When a word doesn’t seem to occur in things you already do, it should be relatively simple to set up situations for introducing that word. I promise, it’s much easier than it may seem. 193 For example, if you realize that your toddler doesn’t understand the word “dance” because you don’t do it very often, all you need to do is begin to dance and talk about dancing. If you don’t think your child understands the word “down,” make sure that you emphasize the word “down” each time you’re placing him down on the floor, down on the bed, or going down the steps. To be even more purposeful, you could play a fun game where the main action is falling down.
When a child seems to need more “oomph” to learn a new word, use one of his favorite characters or highly preferred activities. For example, if a child’s favorite character is Buzz Lightyear, Buzz becomes the teacher!
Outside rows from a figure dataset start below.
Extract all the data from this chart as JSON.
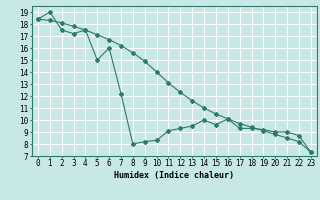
{
  "xlabel": "Humidex (Indice chaleur)",
  "background_color": "#c8e8e8",
  "grid_color": "#ffffff",
  "line_color": "#2d7a6a",
  "xlim": [
    -0.5,
    23.5
  ],
  "ylim": [
    7,
    19.5
  ],
  "xticks": [
    0,
    1,
    2,
    3,
    4,
    5,
    6,
    7,
    8,
    9,
    10,
    11,
    12,
    13,
    14,
    15,
    16,
    17,
    18,
    19,
    20,
    21,
    22,
    23
  ],
  "yticks": [
    7,
    8,
    9,
    10,
    11,
    12,
    13,
    14,
    15,
    16,
    17,
    18,
    19
  ],
  "line1_x": [
    0,
    1,
    2,
    3,
    4,
    5,
    6,
    7,
    8,
    9,
    10,
    11,
    12,
    13,
    14,
    15,
    16,
    17,
    18,
    19,
    20,
    21,
    22,
    23
  ],
  "line1_y": [
    18.4,
    19.0,
    17.5,
    17.2,
    17.5,
    15.0,
    16.0,
    12.2,
    8.0,
    8.2,
    8.3,
    9.1,
    9.3,
    9.5,
    10.0,
    9.6,
    10.1,
    9.3,
    9.3,
    9.2,
    9.0,
    9.0,
    8.7,
    7.3
  ],
  "line2_x": [
    0,
    1,
    2,
    3,
    4,
    5,
    6,
    7,
    8,
    9,
    10,
    11,
    12,
    13,
    14,
    15,
    16,
    17,
    18,
    19,
    20,
    21,
    22,
    23
  ],
  "line2_y": [
    18.4,
    18.3,
    18.1,
    17.8,
    17.5,
    17.1,
    16.7,
    16.2,
    15.6,
    14.9,
    14.0,
    13.1,
    12.3,
    11.6,
    11.0,
    10.5,
    10.1,
    9.7,
    9.4,
    9.1,
    8.8,
    8.5,
    8.2,
    7.3
  ],
  "fontsize_labels": 6,
  "fontsize_ticks": 5.5
}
Make a Buzz toy perform any of the action words and put him in all the locations on the word lists.
Let’s try a scenario that’s a little trickier… if a child is fixated on playing outside in the driveway, help the child do as many different actions and put himself or objects in as many different locations as possible while he’s out there. Look back at the lists. Nearly half of the words on them can be taught in the driveway using the toys he already plays with out there, like cars and trucks or with other interesting things you might find like leaves, rocks, and sticks. You may have to be a little more creative in this situation, but it can be done! See what I mean? Real life is much easier to set up than tracking down special “therapy” materials!
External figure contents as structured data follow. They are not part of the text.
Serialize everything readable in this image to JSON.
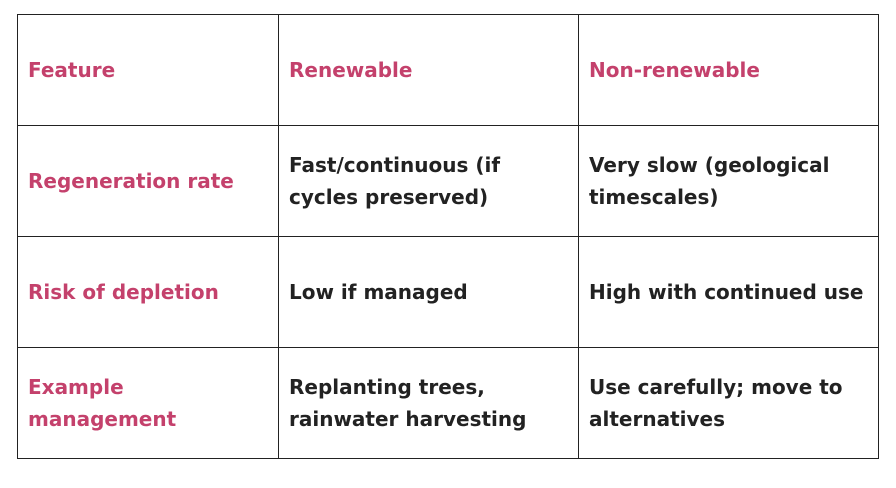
{
  "table": {
    "header": [
      [
        "Feature"
      ],
      [
        "Renewable"
      ],
      [
        "Non-renewable"
      ]
    ],
    "rows": [
      [
        [
          "Regeneration rate"
        ],
        [
          "Fast/continuous (if",
          "cycles preserved)"
        ],
        [
          "Very slow (geological",
          "timescales)"
        ]
      ],
      [
        [
          "Risk of depletion"
        ],
        [
          "Low if managed"
        ],
        [
          "High with continued use"
        ]
      ],
      [
        [
          "Example",
          "management"
        ],
        [
          "Replanting trees,",
          "rainwater harvesting"
        ],
        [
          "Use carefully; move to",
          "alternatives"
        ]
      ]
    ]
  }
}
Teach other kinds of early words too. Beyond a child’s favorites (nouns) and common action words (verbs) and familiar location words (prepositions), here’s a list of other early words used in everyday routines:
Possessive Words (pronouns) – me, mine, my, you, I, it
Descriptive Words (adjectives/adverbs) – all gone, asleep, bad, big, broken, careful, clean, cold, cute, dark, dirty, dry, empty, fast, fine, gentle, good, happy, hard, hot, hungry, hurt, little, naughty, ice, old, pretty, scared, sick, sleepy, soft, thirsty, tired, wet, yucky, yummy
Quantity Words (pronouns) – all, one, more, none, other/another, some
Other Common Nouns – names for household objects, rooms in your home, pieces of furniture, body parts, clothing, food and drinks, toys, outside things, places to go, games and routines, vehicles, and animals
Social Function Words – please, thank you, hi/hello, bye-bye, again, sorry, uh-oh, yes/uhhuh/okay, no/uh-uh
Common Questions and Phrases – Are you hungry? Are you sleepy? Be careful. Be quiet. Be still. Change your diaper. Come here/come on. Daddy’s/Mommy’s home. Don’t do that. Don’t touch. Get up. Give it to Mommy. Give me a hug/kiss. Go bye-bye. Go night night/go to bed/take a nap. Get the ____. Give it to me. Good boy/girl. Look. Open your mouth. Sit down. Spit it out. Stop it. Take a bath. Throw the ball. Want to go for a ride? Want a drink? Want more? Ready, set, go!
Don’t let the size of this list intimidate you! Toddlers, whether they talk on time or late, learn words best when you include them naturally, but consistently, in your daily conversations with them. Learning what all these words mean will not happen for any child in a day, or a week, or even a month, but it will happen over time if you’re committed to the process.